By Jared Lloyd - | Sep 6, 2025

Jacob Nielson, Daily Herald

Ryan Barrett places his ballot in a ballot box on Municipal Primary Election Day, Tuesday, Aug. 12, 2025, at the Provo Library.

What does it mean to be a voter?

I’ve been thinking about that question as I’ve during the disputes over redistricting (including what some call gerrymandering) both locally and nationally. It also came to mind when I read a recent guest opinion discussing Utah’s Republican Party and the familiar talking points about the caucus/convention system.

It’s one thing to look at those issues from the high-level perspective of statistics and elections, but it’s a little different when you look at it from the perspective of individual voters.

Because we are all different.

We have different ideas that resonate with us, different priorities, different beliefs, and different approaches to addressing the many challenges that face us in our communities. That perspective naturally shapes how we will vote, both for our public representatives and on issues.

That reality impacts how I look at redistricting.

Many of the arguments I see about the negatives of how legislatures and commissions approach the redistricting process are based on trends on how voters have voted in the past. Many find it too tempting to use their responsibility to attempt to strengthen the position of the party that reflects the majority views, which then turns into “gerrymandering.”

But no matter how you draw the district boundaries, there will be individual voters who will be outnumbered. Arguments about neighborhoods or cities or counties or geographical regions needing to be in the same district are flawed because each are made up of a collection of those individuals.

I know that in the neighborhood I live in, there are many friends (as well as those I don’t know as well) who have significantly different views about politics.

And that’s fine.
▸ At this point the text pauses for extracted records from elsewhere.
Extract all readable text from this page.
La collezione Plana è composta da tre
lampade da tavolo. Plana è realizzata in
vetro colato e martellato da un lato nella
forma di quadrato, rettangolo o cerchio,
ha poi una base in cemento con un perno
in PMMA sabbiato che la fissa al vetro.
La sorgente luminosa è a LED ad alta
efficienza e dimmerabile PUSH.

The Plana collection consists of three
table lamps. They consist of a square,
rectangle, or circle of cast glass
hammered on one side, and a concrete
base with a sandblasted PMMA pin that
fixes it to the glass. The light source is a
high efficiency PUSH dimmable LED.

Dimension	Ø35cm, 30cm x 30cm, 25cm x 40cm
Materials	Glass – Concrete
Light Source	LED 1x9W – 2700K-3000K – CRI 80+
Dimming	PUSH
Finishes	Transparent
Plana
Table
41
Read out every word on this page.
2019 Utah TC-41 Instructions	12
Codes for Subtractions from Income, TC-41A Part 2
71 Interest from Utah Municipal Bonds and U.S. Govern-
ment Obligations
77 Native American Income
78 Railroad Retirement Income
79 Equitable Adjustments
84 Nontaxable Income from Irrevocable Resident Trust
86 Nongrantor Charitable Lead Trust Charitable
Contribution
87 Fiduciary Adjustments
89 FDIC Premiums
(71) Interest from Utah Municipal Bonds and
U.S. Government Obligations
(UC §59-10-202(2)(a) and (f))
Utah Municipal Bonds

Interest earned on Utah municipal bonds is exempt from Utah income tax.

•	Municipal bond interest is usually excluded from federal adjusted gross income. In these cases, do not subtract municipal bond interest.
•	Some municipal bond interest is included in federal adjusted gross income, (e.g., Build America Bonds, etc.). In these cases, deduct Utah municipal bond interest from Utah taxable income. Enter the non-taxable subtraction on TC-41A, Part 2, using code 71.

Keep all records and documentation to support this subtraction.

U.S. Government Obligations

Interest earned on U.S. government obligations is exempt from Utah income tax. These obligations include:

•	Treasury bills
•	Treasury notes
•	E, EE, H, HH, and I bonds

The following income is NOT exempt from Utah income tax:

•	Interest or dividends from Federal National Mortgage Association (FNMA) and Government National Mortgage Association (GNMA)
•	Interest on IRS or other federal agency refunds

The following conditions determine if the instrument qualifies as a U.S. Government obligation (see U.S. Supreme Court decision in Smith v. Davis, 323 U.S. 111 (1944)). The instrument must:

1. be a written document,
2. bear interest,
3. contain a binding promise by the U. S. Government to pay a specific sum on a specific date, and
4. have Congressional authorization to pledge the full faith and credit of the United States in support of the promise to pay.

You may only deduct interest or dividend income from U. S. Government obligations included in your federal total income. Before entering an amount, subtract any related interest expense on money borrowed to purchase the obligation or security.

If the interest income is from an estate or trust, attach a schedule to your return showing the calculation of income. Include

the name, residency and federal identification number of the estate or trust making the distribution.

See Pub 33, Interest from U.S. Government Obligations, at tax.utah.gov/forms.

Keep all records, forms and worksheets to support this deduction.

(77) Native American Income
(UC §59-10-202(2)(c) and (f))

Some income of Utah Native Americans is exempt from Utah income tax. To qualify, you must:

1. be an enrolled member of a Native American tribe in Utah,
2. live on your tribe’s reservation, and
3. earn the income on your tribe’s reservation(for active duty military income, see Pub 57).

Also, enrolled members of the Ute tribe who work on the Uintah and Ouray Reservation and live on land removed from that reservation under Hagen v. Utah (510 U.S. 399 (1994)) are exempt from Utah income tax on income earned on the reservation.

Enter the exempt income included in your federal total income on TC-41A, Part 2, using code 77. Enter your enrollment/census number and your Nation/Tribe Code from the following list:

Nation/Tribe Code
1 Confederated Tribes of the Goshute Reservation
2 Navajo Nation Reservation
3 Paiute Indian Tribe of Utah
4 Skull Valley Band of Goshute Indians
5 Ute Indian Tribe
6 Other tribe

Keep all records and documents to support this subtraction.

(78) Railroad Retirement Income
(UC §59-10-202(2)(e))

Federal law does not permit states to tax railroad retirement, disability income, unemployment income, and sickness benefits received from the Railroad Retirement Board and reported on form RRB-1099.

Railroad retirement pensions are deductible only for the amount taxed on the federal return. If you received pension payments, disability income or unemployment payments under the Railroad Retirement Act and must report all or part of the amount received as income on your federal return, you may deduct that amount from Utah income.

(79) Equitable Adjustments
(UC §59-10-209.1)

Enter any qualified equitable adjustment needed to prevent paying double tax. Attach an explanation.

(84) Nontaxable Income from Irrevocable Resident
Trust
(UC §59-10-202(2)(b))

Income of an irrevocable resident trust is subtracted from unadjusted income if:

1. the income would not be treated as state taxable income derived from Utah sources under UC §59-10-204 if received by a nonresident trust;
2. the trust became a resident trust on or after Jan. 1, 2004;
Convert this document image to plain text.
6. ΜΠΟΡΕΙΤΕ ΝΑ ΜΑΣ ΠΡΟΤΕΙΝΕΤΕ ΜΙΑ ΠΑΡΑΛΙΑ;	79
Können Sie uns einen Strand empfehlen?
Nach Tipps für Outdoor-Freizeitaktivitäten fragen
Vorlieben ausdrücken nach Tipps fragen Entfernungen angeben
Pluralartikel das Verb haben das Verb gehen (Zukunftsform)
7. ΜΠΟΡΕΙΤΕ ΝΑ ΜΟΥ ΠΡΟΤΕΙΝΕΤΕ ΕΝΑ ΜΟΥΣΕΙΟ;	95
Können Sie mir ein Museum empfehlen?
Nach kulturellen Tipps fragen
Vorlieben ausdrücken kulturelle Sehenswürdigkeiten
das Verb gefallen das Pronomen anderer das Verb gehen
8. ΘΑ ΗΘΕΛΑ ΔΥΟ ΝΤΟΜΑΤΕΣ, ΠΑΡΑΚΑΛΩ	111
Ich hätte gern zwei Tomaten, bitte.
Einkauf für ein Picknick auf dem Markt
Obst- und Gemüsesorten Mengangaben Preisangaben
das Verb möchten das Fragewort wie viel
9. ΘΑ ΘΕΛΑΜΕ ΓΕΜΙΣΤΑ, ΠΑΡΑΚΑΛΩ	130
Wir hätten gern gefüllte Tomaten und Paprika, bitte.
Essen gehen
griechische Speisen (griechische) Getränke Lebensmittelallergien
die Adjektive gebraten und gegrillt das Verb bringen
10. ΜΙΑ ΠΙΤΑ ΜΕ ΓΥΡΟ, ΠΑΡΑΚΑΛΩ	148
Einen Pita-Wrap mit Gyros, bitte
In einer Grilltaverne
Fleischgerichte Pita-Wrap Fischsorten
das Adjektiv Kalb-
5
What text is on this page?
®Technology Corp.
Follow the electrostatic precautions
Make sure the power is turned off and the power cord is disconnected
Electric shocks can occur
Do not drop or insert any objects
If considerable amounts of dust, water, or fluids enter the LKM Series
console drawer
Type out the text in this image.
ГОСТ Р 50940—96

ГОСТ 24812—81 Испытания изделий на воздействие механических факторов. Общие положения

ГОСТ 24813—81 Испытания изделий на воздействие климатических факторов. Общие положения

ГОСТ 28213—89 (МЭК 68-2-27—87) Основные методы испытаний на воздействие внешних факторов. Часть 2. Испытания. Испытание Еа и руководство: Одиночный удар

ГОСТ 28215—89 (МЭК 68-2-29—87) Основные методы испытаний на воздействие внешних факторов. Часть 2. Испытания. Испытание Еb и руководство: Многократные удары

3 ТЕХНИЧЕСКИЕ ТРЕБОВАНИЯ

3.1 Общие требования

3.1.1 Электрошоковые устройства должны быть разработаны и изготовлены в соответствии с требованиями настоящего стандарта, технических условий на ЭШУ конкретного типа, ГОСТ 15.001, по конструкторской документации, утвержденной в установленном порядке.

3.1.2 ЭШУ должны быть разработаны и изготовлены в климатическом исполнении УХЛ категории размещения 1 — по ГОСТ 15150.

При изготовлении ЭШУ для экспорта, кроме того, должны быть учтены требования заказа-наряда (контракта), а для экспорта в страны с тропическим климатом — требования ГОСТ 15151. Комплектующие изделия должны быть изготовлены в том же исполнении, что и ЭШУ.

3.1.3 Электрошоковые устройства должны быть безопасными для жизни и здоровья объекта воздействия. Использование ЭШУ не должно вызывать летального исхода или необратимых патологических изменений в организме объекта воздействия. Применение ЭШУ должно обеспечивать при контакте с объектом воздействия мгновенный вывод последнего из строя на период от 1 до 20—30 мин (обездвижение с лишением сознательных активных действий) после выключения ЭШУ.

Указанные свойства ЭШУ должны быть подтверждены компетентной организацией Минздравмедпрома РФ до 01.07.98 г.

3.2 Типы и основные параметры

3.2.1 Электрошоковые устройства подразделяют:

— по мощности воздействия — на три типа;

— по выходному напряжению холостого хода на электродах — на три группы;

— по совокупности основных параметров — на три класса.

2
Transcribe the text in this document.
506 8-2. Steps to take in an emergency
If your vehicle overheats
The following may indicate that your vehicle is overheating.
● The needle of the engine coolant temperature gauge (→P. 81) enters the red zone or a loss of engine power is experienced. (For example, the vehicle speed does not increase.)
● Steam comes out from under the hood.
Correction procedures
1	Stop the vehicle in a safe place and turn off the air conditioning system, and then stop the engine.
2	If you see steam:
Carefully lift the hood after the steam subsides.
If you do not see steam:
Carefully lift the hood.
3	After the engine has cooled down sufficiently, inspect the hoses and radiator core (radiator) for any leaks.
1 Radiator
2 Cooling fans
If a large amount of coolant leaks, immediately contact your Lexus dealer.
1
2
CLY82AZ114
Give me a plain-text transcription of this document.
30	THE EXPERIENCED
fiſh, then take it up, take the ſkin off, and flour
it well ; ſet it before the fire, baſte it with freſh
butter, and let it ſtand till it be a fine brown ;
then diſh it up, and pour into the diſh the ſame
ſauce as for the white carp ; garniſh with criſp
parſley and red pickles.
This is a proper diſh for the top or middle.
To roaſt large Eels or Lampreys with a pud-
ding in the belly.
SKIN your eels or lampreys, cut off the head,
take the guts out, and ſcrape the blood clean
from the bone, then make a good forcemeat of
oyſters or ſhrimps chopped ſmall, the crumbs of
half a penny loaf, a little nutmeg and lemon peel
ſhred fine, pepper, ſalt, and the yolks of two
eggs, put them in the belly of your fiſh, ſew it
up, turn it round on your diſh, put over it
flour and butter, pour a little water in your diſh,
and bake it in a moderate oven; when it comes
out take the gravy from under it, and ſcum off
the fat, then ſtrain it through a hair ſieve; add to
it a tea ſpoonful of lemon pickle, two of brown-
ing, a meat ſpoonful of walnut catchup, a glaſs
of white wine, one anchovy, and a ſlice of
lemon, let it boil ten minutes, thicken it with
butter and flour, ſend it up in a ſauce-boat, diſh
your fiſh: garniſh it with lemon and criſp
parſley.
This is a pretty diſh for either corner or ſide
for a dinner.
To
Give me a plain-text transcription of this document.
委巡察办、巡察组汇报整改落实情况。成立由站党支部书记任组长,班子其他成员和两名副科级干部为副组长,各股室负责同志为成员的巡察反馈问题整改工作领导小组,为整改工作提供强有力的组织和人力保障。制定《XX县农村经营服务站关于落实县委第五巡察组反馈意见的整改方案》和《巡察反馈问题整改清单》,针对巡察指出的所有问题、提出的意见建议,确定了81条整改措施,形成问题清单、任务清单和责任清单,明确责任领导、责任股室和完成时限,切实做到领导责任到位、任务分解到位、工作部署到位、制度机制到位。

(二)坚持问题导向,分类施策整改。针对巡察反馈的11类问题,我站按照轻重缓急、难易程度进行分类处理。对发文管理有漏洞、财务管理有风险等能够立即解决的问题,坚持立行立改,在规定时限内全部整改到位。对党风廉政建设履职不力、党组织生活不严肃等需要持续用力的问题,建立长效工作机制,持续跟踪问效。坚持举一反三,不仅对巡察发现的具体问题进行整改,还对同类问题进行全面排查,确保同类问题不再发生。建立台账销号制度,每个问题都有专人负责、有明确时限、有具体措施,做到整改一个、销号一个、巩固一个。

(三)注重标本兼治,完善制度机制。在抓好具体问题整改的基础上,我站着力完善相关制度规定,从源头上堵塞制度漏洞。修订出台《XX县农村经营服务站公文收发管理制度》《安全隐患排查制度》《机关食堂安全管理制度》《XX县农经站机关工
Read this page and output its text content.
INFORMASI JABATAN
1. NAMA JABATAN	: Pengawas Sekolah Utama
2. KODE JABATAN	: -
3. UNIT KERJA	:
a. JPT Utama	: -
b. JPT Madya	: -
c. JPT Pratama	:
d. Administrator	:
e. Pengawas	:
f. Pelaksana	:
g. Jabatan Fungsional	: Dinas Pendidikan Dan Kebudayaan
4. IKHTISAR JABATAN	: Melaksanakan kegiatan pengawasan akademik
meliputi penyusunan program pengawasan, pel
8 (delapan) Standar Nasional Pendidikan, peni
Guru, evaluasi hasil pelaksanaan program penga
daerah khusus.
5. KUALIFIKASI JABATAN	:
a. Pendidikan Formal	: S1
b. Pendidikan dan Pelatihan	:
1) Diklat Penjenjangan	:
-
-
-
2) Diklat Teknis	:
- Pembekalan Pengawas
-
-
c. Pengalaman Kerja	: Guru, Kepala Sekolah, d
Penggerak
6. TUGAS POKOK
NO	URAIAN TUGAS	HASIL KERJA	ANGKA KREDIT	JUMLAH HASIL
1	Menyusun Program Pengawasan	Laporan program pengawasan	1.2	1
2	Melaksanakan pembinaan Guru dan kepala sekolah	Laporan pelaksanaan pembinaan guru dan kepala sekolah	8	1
That’s how it should be.

I just wish the political parties did more to try to find common ground with voters instead of focusing on court battles and redistricting.

What happened to having better ideas? More solutions? To recognizing that every voter has a right to decide what message will be rewarded with their vote?

I see that problem also as the major flaw of the caucus/convention system arguments that I’ve heard.

I’ve been involved in the process and in our most recent caucus meeting, I think we had about 40 or 50 people participate. When I asked the precinct chair, I was told there are more than 700 registered members of the party in the precinct.

That means that, at best, only 7% of the precinct was represented at the caucus meeting. Only a handful (less than 1% of the precinct) then moved on to represent the caucus at the county and state conventions.

As a delegate, though, I quickly recognized that my views are very different than other people’s views.

Caucus/convention supporters frequently highlight how that process results in candidates that are more vetted — but there are problems with that. I asked candidates questions that mattered to me when I met with them, not all of the questions that each of the 700-plus other voters in our district wanted to ask.

Even doing my very best, how can I pretend my vote adequately and fairly represents some 250 other voters?

Why shouldn’t they just vote for themselves?

Some have brought up that we don’t have a democracy but a representative republic, where we as people select the individuals who will devote their time to work through complicated issues, and isn’t that what the caucus/convention does?

I just don’t think we need a go-between to decide who will represent us. It should be on us as citizens to be responsible and do the best we can with our votes, not surrender that duty to anyone else.

Our system of voting and government certainly isn’t perfect. There will always be problems.

But I hope we valuable our ability to participate, regardless of district or system.

Because each vote — and each voter — matters.

Jared Lloyd is the managing editor of the Daily Herald.